All in the <head>

– Ponderings & code by Drew McLellan –

– Live from The Internets since 2003 –

About

Paging Large Datasets in SQL Server

11 July 2005

A common requirement of a web application is to be able to perform paging on sets of data. Paging, as the name suggests, is simply the act of taking a bunch of data and splitting it across a number of pages. The practice is then to offer ‘previous’ and ‘next’ links for the user to navigate back and forth. The challenge for the developer lies in knowing what page he is on and what the next and previous pages are in order to request the right section of data from the database.

Well, the maths is pretty simple and boils down mostly to two key datapoints:- the total number of rows you need to display and the number of rows to display per page. The rest is just schoolboy sums.

Know Your LIMITs

When working with MySQL as your data store, retrieving a ‘page’ of data is simple. MySQL provides a LIMIT clause in its SQL syntax for returning only sections of result sets. It takes two arguments. The first is the row number to start at (counting from zero), and the second is the number of rows to return. So if you’re displaying 20 results per page, to retrieve page 3 of your set you’d need to specify something like:

SELECT some_data FROM a_table WHERE search_conditions LIMIT 40, 20

This would return 20 rows from the result set, starting at the 41st row. In laymans’ terms, page 3.
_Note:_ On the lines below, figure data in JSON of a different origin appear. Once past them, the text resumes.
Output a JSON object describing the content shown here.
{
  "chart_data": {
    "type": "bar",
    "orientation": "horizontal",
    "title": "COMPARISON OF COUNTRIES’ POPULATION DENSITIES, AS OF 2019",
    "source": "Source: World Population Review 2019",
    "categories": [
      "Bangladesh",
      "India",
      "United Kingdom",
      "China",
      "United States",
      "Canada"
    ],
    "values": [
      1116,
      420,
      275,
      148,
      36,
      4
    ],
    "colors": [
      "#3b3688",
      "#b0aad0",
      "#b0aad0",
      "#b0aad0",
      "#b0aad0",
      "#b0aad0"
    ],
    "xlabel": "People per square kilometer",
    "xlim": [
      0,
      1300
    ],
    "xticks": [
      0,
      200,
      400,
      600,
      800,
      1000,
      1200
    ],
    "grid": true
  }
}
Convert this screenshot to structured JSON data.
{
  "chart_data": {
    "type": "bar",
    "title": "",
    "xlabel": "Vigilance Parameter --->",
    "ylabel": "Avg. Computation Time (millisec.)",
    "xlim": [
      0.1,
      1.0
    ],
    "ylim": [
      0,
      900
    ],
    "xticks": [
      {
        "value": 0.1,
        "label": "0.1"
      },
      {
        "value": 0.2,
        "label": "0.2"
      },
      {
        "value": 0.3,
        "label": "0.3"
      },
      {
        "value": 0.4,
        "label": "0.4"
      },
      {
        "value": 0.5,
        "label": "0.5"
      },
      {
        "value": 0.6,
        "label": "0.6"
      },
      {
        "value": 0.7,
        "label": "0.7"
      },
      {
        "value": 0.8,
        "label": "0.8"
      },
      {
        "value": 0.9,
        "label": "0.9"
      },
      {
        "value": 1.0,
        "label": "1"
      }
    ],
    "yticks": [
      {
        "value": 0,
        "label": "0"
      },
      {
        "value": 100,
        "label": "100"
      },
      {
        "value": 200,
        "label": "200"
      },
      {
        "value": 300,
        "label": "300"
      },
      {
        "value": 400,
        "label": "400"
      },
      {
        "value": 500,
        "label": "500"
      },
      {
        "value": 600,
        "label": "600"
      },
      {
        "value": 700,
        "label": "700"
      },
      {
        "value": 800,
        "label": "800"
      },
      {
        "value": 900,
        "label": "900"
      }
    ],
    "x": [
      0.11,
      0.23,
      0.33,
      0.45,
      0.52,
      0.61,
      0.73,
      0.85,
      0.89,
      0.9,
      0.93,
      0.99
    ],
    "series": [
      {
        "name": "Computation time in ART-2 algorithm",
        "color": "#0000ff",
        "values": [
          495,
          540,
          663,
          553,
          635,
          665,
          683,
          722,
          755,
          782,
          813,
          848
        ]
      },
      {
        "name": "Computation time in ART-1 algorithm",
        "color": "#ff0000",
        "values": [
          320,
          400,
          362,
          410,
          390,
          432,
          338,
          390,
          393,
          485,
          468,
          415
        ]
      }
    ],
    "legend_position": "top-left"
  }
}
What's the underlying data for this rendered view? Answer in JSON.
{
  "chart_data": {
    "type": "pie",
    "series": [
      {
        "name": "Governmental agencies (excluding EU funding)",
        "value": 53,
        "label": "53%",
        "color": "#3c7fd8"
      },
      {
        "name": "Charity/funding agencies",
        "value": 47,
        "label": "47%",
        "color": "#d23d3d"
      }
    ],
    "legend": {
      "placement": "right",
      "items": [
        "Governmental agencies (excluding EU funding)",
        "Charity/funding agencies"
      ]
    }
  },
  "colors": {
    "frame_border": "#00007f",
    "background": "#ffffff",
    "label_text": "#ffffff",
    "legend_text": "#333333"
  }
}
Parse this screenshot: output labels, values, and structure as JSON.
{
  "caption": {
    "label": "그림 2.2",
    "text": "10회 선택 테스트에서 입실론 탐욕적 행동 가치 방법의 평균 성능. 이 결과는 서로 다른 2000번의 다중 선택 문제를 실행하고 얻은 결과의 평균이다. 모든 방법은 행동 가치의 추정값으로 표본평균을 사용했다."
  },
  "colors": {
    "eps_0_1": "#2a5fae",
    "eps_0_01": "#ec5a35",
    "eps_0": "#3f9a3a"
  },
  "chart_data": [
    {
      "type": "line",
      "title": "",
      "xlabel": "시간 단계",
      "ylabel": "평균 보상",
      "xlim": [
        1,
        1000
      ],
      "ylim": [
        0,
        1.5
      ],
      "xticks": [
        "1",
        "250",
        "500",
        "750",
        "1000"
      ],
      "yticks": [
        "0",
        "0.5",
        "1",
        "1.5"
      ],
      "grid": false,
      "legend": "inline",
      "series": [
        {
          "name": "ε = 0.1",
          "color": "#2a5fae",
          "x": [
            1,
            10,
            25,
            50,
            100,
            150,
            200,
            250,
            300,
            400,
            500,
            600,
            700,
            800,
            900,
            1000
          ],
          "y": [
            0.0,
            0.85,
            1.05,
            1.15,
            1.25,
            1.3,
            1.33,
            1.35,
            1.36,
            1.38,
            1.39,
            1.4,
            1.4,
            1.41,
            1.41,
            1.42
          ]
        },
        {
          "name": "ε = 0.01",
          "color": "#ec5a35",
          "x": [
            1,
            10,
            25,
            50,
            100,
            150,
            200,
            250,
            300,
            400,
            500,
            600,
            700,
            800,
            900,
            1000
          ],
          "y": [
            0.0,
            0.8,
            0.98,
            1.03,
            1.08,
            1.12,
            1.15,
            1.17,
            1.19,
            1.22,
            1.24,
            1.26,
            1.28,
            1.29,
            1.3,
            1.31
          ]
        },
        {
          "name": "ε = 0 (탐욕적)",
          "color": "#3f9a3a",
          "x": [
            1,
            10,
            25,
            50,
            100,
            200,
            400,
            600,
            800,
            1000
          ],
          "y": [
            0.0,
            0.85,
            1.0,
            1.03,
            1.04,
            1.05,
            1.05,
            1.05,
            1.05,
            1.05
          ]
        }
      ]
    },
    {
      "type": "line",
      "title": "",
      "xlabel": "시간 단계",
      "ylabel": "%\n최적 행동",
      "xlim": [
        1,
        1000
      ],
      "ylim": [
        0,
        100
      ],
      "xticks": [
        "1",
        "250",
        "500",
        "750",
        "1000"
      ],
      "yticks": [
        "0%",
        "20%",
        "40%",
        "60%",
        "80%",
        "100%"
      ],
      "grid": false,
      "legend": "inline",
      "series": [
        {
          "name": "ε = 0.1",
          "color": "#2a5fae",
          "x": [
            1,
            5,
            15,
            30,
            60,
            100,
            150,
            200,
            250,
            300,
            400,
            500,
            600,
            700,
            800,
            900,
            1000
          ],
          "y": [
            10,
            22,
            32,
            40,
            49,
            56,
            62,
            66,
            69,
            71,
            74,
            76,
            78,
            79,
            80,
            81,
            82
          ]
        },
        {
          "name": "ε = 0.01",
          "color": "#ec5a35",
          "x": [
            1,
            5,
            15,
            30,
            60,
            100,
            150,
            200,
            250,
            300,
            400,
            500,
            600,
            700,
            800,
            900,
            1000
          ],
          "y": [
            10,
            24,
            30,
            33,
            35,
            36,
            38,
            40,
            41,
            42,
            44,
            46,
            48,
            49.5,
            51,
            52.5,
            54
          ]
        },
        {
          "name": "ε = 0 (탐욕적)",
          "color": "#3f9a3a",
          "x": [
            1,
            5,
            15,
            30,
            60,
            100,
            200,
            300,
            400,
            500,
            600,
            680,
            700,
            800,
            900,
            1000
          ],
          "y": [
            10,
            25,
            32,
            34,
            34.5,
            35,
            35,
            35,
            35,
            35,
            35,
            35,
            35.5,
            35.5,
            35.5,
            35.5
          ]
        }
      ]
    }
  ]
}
Now this is all well and good if you’re using MySQL. If you’re using Microsoft SQL Server (as I happen to be at the moment), it’s not so rosy. Unlike MySQL, SQL Server does not support the LIMIT clause. Instead it has TOP, which is used right after the SELECT as in:

SELECT TOP 20 some_data FROM a_table WHERE search_conditions

The downside to TOP vs LIMIT is that it only takes a single argument, that being the number of rows to return. There’s no way to specify where in the result set to start from. Which is a problem.

Temporary Tables

The traditional way of handling this problem in SQL Server is to select the result set into a new temporary table with its own index column. This then gives you a method of selecting a portion from the middle of the data, as the rows are numbered sequentially.

For my purposes, however, this method had its drawbacks. The primary problem is that I needed to perform paging on all sorts of data sets right across my app. Some of those are queried direct from ASP classes via ADO, and some are called through stored procedures, depending on the type of query and where and when it is used. The temporary table shenanigans need to be performed at the database level, so there went any hope for a unified solution using that technique. In addition to this (and I admit that this would be a problem with MySQL too) some of the queries are extremely intensive and take a long time to return. Running the query over for each page was not acceptable.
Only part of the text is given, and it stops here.